When the Mekong swells each monsoon, the Tonle Sap River is supposed to turn around and push life into Cambodia’s great lake. That seasonal reverse flow is fading fast, and new modeling fingers a stark culprit: sand mining. In a paper published today in Nature Sustainability, researchers show that aggressive extraction of construction sand from the Mekong in Cambodia and Vietnam has carved the riverbed lower, weakening the hydraulic push that once inflated Tonle Sap Lake each year.
Tonle Sap is no ordinary lake. Recognized as a UNESCO Biosphere Reserve, it shelters endangered amphibians, reptiles, mammals, and birds, with an acknowledged diversity of 885 species. It also feeds and employs millions, acting like a giant flood capacitor that stores wet season water for the dry months and tempers downstream floods across the Mekong Delta, home to 23 million people. On paper, that system looks resilient. In the field, it looks brittle.
Researchers report that between 1998 and 2018, riverbed lowering along the Mekong mainstem reduced the volume of reverse flow into Tonle Sap by 40 to 50 percent. Their forward scenarios are even bleaker. If current extraction continues, the reverse flow could be down by 69 percent by 2038 compared to 1998. That would shrink peak lake levels by meters, reduce flooded area by roughly 40 percent, and, critically, slash dry season outflow to the delta by close to 59 percent. Think of brown water receding too soon, floodplain forests left high and dry, and fish nurseries without their pulse.
“Our work demonstrates that, while climate change and damming are minor contributory factors, by far the dominant driver has been riverbed incision caused by largely rampant sand mining on the Mekong.”
That assessment, from co-author Steve Darby of the University of Southampton, runs counter to the common narrative that upstream dams or climate change alone explain the lake’s decline. The study does not absolve those pressures; it quantifies them as secondary contributors that compound a geomorphic crisis. Lower the riverbed enough, the team argues, and you reduce water levels at the delta apex, weakening the gradient that flips the Tonle Sap River each year. The hydraulics become unfavorable, and the clockwork reversal shortens and weakens.

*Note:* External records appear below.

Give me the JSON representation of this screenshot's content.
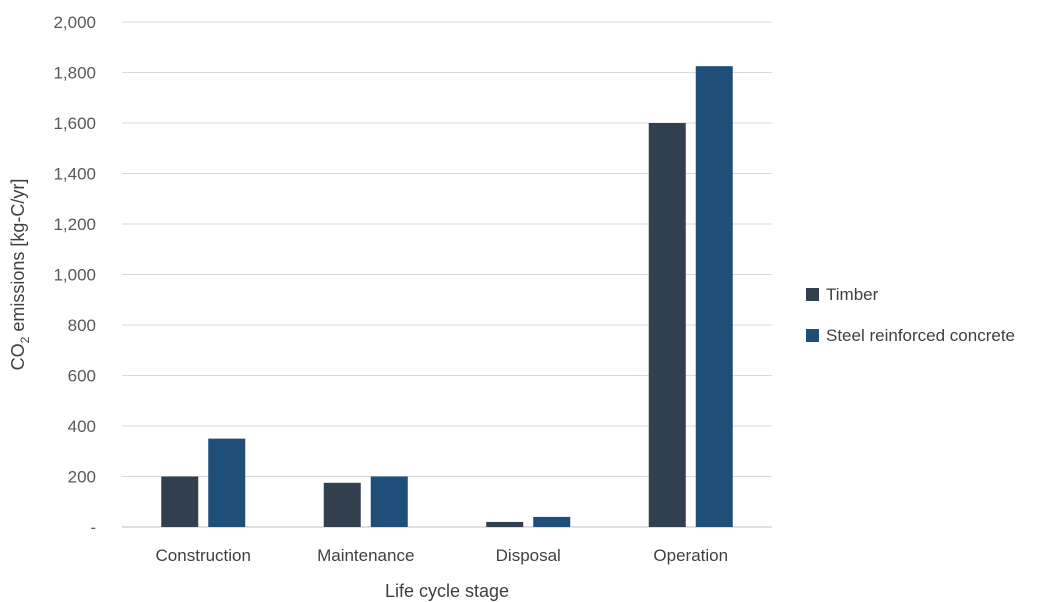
{
  "chart_data": {
    "type": "bar",
    "title": "",
    "categories": [
      "Construction",
      "Maintenance",
      "Disposal",
      "Operation"
    ],
    "series": [
      {
        "name": "Timber",
        "color": "#323f4f",
        "values": [
          200,
          175,
          20,
          1600
        ]
      },
      {
        "name": "Steel reinforced concrete",
        "color": "#1f4e79",
        "values": [
          350,
          200,
          40,
          1825
        ]
      }
    ],
    "xlabel": "Life cycle stage",
    "ylabel": {
      "prefix": "CO",
      "subscript": "2",
      "suffix": " emissions [kg-C/yr]"
    },
    "ylim": [
      0,
      2000
    ],
    "yticks": [
      0,
      200,
      400,
      600,
      800,
      1000,
      1200,
      1400,
      1600,
      1800,
      2000
    ],
    "ytick_labels": [
      "-",
      "200",
      "400",
      "600",
      "800",
      "1,000",
      "1,200",
      "1,400",
      "1,600",
      "1,800",
      "2,000"
    ],
    "grid": true,
    "legend_position": "right"
  }
}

The knock-on effects propagate hundreds of kilometers. During the monsoon, more water bypasses the lake and surges into the Mekong Delta, raising flood risk. In the dry season, less water bleeds back from the lake, inviting saltwater intrusion deep into rice country and threatening aquaculture. Those shifts hit people first and ecosystems soon after. Field interviews cited by the team describe aquaculture mortality near 80 percent in some communities, declining wild catch, and mounting household debt. One fisher summed up the mood with a plea for a different future for their children.
A Global Building Boom With Local Costs
Why is the sand leaving so fast? Construction demand. Cities in the region and beyond are swallowing concrete at unprecedented rates, and the Mekong’s bed has become a quarry. Cambodia extracted an estimated 59 million tonnes of river sand in 2020. Vietnamese operations in the delta have averaged tens of millions of cubic meters per year. Those volumes dwarf the Mekong’s natural sand supply, creating a sediment deficit that chisels the channel deeper and destabilizes banks. Anyone who has watched a riverbank slump into chocolate water after a dredger passes knows the feeling in their gut.

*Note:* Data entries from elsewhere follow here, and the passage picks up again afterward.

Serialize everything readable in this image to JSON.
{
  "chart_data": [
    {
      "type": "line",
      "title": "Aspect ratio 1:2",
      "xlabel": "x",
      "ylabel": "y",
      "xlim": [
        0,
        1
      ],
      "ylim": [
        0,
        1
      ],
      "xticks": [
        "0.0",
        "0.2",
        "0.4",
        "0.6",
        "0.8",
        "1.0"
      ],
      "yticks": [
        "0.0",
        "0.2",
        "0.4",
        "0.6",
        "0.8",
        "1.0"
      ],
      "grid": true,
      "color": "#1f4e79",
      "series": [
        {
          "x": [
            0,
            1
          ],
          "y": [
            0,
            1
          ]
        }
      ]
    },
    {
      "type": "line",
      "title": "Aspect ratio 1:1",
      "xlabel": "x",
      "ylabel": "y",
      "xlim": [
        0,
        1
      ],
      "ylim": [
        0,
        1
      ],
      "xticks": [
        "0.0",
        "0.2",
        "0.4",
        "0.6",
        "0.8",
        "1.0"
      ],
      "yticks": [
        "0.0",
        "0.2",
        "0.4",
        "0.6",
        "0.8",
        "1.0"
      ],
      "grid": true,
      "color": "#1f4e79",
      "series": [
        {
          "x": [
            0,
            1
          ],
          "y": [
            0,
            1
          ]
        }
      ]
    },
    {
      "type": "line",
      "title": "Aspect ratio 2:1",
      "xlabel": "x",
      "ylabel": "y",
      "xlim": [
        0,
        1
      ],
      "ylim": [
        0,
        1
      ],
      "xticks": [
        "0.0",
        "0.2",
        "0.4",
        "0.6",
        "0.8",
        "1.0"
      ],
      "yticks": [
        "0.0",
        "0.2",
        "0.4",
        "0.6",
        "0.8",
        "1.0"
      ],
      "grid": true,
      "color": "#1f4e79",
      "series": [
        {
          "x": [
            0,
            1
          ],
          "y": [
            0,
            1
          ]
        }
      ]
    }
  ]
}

“Rapid urban growth has fuelled a global surge in a demand for construction sands, increasing river sand mining rates.”
Lead author Quan Le and colleagues couple those extraction rates with the sediment trapped behind hundreds of hydropower projects in the basin. Fewer grains arrive, more grains are removed, and the budget goes negative. In this light, Tonle Sap’s fading flood pulse is not a mystery. It is a balance sheet.
What It Would Take To Pull Back
The researchers sketch mitigation ideas that are as challenging as they are necessary. At the top of the list is curbing riverine sand mining, backed by transparent, risk based governance that accounts for cross border impacts. They also point to sediment management at dams, including flushing strategies that release fines during high flows. That would not replace the coarse sands most effective at resisting incision, but it could help slow the slide. None of this is quick or cheap. All of it is cheaper than collapse.
The science here is sobering, but it is not fatalistic. Hydraulics respond to policy. So do dredgers. The Mekong remains the second most biodiverse aquatic ecosystem after the Amazon, and Tonle Sap is its heart. If the reverse flow weakens into a memory, the region will inherit deeper floods, saltier farms, emptier nets, and hollowed communities. If it stabilizes, the flood forests can breathe again, and the capacitor can hum through another season. The choice, the study implies, is in the sand.